Image A. This man presented with fever and chest pain and was treated with antibiotics. His symptoms partially improved, but slowly. He was 62 years old and had drunk alcohol to excess in the past. He was a smoker. A small infiltrate is seen in the left apex.
Image B. He remained unwell and because the evolution of his chest X-ray was reminiscent of tuberculosis, was transferred to the infectious disease department. Sputum samples were negative for acid fast bacilli (and subsequently culture negative).
Image C. He continued to cough and had low grade fever. His chest X-ray now showed extensive cavitation at the left apex.
Image D. The patient's symptoms had now resolved. The chest X-ray shows a pair of large thick walled cavities at the left apex.
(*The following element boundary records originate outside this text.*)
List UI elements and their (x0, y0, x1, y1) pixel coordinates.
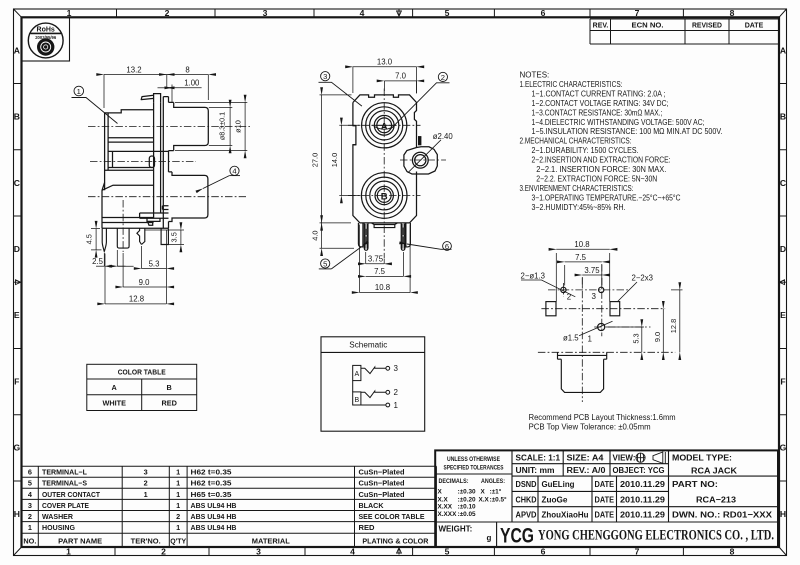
svg-text:9.0: 9.0 (139, 278, 151, 287)
svg-text:A: A (14, 45, 20, 55)
svg-text:DATE: DATE (595, 510, 615, 520)
svg-text:YCG: YCG (500, 525, 534, 548)
svg-text:6: 6 (541, 547, 546, 557)
svg-text:12.8: 12.8 (669, 319, 678, 333)
svg-text:5: 5 (445, 547, 450, 557)
svg-text:PART NAME: PART NAME (58, 536, 102, 545)
svg-text:ZuoGe: ZuoGe (542, 494, 568, 504)
svg-text:VIEW:: VIEW: (613, 453, 636, 463)
svg-text:UNIT: mm: UNIT: mm (516, 465, 555, 475)
svg-text:1: 1 (77, 87, 81, 96)
svg-text:MATERIAL: MATERIAL (252, 536, 291, 545)
svg-text:2−2.2. EXTRACTION FORCE: 5N: 2−2.2. EXTRACTION FORCE: 5N~30N (536, 175, 657, 184)
svg-text:ECN NO.: ECN NO. (632, 23, 664, 30)
svg-text:2−1.DURABILITY: 1500 CYCLES.: 2−1.DURABILITY: 1500 CYCLES. (532, 146, 639, 155)
svg-text:5: 5 (28, 479, 32, 488)
svg-text:REV.: A/0: REV.: A/0 (567, 465, 606, 475)
svg-text:OUTER CONTACT: OUTER CONTACT (42, 490, 100, 499)
svg-text:5: 5 (323, 260, 327, 269)
svg-text:5.3: 5.3 (632, 333, 641, 343)
svg-text:Q'TY: Q'TY (170, 536, 186, 545)
svg-text:H62 t=0.35: H62 t=0.35 (191, 479, 232, 488)
svg-text:1: 1 (28, 523, 32, 532)
svg-text:B: B (167, 383, 172, 392)
svg-text:1: 1 (176, 490, 180, 499)
svg-text:B: B (780, 112, 786, 122)
svg-text::±0.30: :±0.30 (458, 489, 477, 496)
svg-text:3: 3 (144, 468, 148, 477)
svg-text:1−2.CONTACT VOLTAGE RATING:: 1−2.CONTACT VOLTAGE RATING: 34V DC; (532, 99, 669, 108)
svg-text:CuSn−Plated: CuSn−Plated (359, 468, 405, 477)
svg-text:PLATING & COLOR: PLATING & COLOR (362, 536, 429, 545)
svg-text:DATE: DATE (745, 23, 764, 30)
svg-text:DATE: DATE (595, 479, 615, 489)
svg-text:H62 t=0.35: H62 t=0.35 (191, 468, 232, 477)
svg-text:RoHs: RoHs (37, 27, 55, 34)
svg-text:RED: RED (359, 523, 375, 532)
svg-text:F: F (14, 376, 19, 386)
svg-text:RED: RED (161, 399, 176, 408)
svg-text:ø8.3±0.1: ø8.3±0.1 (218, 112, 227, 140)
svg-text:1: 1 (144, 490, 148, 499)
svg-text:2: 2 (144, 479, 148, 488)
svg-text:7.0: 7.0 (395, 72, 407, 81)
svg-text:ø1.5: ø1.5 (563, 333, 579, 342)
svg-text:A: A (780, 45, 786, 55)
svg-text:SIZE: A4: SIZE: A4 (567, 453, 604, 463)
svg-text:1: 1 (67, 8, 72, 18)
svg-text:MODEL TYPE:: MODEL TYPE: (672, 453, 732, 463)
svg-text:ZhouXiaoHu: ZhouXiaoHu (542, 510, 589, 520)
svg-text:1−4.DIELECTRIC WITHSTANDING: 1−4.DIELECTRIC WITHSTANDING VOLTAGE: 500… (532, 118, 705, 127)
svg-text:C: C (780, 178, 786, 188)
svg-text:YONG CHENGGONG ELECTRONICS CO.: YONG CHENGGONG ELECTRONICS CO. , LTD. (538, 528, 774, 544)
svg-text:NO.: NO. (23, 536, 36, 545)
svg-text:A: A (381, 121, 388, 132)
svg-text:2: 2 (28, 512, 32, 521)
svg-text:1−5.INSULATION RESISTANCE: 1: 1−5.INSULATION RESISTANCE: 100 MΩ MIN.AT… (532, 127, 723, 136)
svg-text:2010.11.29: 2010.11.29 (620, 510, 665, 520)
svg-text:2−ø1.3: 2−ø1.3 (521, 271, 546, 280)
svg-text::±0.05: :±0.05 (458, 511, 477, 518)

He was on therapy for primary Aspergillus pneumonia (a presumptive diagnosis) with itraconazole 200 mg twice daily.
Image E. A needle biopsy was done which yielded nonspecific chronic inflammatory tissue. He was being treated with itraconazole. Serology now showed one precipitin line to Aspergillus having been negative previously and his IgE was 6000 iu/ml (normal < 150 iu/ml).
Image F. The patient was now asymptomatic on itraconazole (which was given for 6 months). His chest X-ray shows continued resolution of the cavity infiltrate.
Image G. The CT scans show left apical consolidation with cavitation, with a loose infiltrate inferiorly. The features are consistent with an apical cavitating pneumonia.
Image H. The CT scan shows left apical consolidation with cavitation, with a loose infiltrate inferiorly. The features are consistent with an apical cavitating pneumonia.